Fatiga es un poema de introspección y agotamiento existencial. A través de imágenes corporales y ruinas del alma, explora la pérdida de ilusiones, la inercia del tiempo y el colapso interior. La voz poética confiesa un cansancio absoluto, donde solo queda el deseo de disolverse en descanso.

Sin Antídoto

César Raúl González Bonilla

Suspirar es morir sin desaparecer

La serpiente me miraba con su lengua

olfateando el miedo.

Me sedujo el cascabel con su sonido

y la noche se perdió

en la hipnosis de sus ojos.

Se dedicaba a la caza

serpenteando sigilosa

a través de mis deseos

y quede paralizado.

Me invitó a tocarla.

La toqué

muy suave

en la húmeda cavidad de su veneno.

Me mostró sus fauces,

desfogó la lujuria a través de los colmillos.

Sentí el invierno ingresando en mis arterias.

Infiltró mis intestinos,

escuché licuarse mis tejidos.

Grité en el hondo pozo interior

de mis adentros,

pero Dios estaba ocupado en sus asuntos

mientras los hombres se anudaban la corbata.
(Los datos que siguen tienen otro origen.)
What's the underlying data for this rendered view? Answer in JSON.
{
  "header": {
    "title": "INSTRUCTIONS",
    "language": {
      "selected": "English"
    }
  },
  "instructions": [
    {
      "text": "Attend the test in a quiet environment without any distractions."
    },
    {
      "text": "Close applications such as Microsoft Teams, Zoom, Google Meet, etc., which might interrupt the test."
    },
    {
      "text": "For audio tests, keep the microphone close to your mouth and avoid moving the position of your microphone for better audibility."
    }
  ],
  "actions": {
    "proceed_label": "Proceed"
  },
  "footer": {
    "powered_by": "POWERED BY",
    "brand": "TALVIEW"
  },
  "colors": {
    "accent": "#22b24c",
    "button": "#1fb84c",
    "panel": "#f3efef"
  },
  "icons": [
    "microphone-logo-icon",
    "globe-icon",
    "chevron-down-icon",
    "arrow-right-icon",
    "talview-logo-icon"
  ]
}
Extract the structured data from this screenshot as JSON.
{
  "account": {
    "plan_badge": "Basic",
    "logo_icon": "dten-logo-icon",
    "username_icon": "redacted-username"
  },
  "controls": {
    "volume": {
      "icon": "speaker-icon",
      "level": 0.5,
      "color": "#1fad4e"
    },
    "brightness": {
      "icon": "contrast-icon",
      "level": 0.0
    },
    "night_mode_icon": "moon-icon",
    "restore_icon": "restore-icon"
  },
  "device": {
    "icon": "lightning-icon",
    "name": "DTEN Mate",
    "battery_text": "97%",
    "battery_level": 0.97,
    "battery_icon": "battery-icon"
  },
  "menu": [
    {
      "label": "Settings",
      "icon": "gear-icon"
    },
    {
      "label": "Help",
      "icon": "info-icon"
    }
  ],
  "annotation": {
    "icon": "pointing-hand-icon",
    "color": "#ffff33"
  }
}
Estuve entonces suspendido

tratando de bracear en un eclipse.

Me mató

y estuve muerto por un rato

Sin antídoto nos sumerge en un viaje oscuro y fascinante donde el deseo se convierte en veneno. La serpiente, figura arquetípica de la tentación, seduce al hablante hasta paralizarlo, llevándolo a una entrega hipnótica y letal. Entre imágenes de fauces, veneno y eclipses, el poema explora la atracción fatal que consume desde dentro y deja al yo poético suspendido entre la vida y la muerte.

Homicidio original

César Raúl González Bonilla

Hubiese sido más sencillo hundir un puñal en el cuello de su hermano y dejar escapar, con un sólo golpe de ira, el dolor interior que se había fermentado en la inquietud que suele acompañar a los celos. Sin duda, quería saciar la abusiva sed que le ocasionaba la envidia, pero era necesario continuar utilizando la máscara del justo para no perder lo que era suyo por derecho. De tal manera que el hermano menor fraguó el asesinato del primogénito tejiendo los hilos en lo profundo de su razón, en el lugar donde Dios no puede ingresar y todo es ciego. Con la delicia de armar las piezas cuidadosamente, paladeó el placer del fraticidio tantas veces como sueños tiene la noche. Porque sus obras eran buenas, o así lo parecían, con paciencia y en silencio, el pastor aprendió a identificar las semillas del mal, las que germinan en el corazón del hombre y crecen en los campos de manera silvestre. Así que, preparó la pócima cuando todos dormían y Dios estaba ausente. Al llegar las fiestas, seleccionó las dos mejores ovejas de su rebaño, llevó a la más pequeña al altar y la ofreció en sacrificio, mientras su hermano mayor, el agricultor, hacía lo mismo con los frutos de la tierra. Al caer el sol, celebraron mirando al cielo. Adentro, al centro de la mesa estaba la oveja grande aderezada con malas hierbas y sazonada con el odio inadvertido. Los hermanos sonrieron maliciosos, Abel ofreció el cordero envenenado, Caín tomó una pierna por el hueso, empuñándola firmemente con su mano derecha. Afuera, en la fría obscuridad del desierto, al transitar por la hora de los predadores, el lobo y la serpiente se encontraron frente a frente y cruzaron sus miradas de hoguera.

Carga genética

César Raúl González Bonilla

“En cada célula se esconde una sombra.”

Genes malignos y perversos,
malandrines que dictan mis conductas,
nublan el huerto en mi cerebro,
estos mis versos
y pronuncian aguijones infectos, que lastiman.

Son viles y siniestros malhechores
que cabalgan en todas mis neuronas,
liquidan la simpleza del rocío
y envenenan el aire que respiro.

Descarados duendes maliciosos,
diligentes proveedores de veneno
que adulteran mis afectos verdaderos.

Están conmigo,
somos la misma sal del pan que me alimenta,
construimos la soledad en compañía
y esperamos la muerte que libera.

 

 

Carga genética explora la lucha interior entre la biología y la conciencia. El hablante describe sus genes como seres perversos que gobiernan sus actos y corrompen sus emociones. Con tono lúcido y sombrío, acepta su condición y reconoce que la vida y la muerte son parte del mismo linaje inevitable.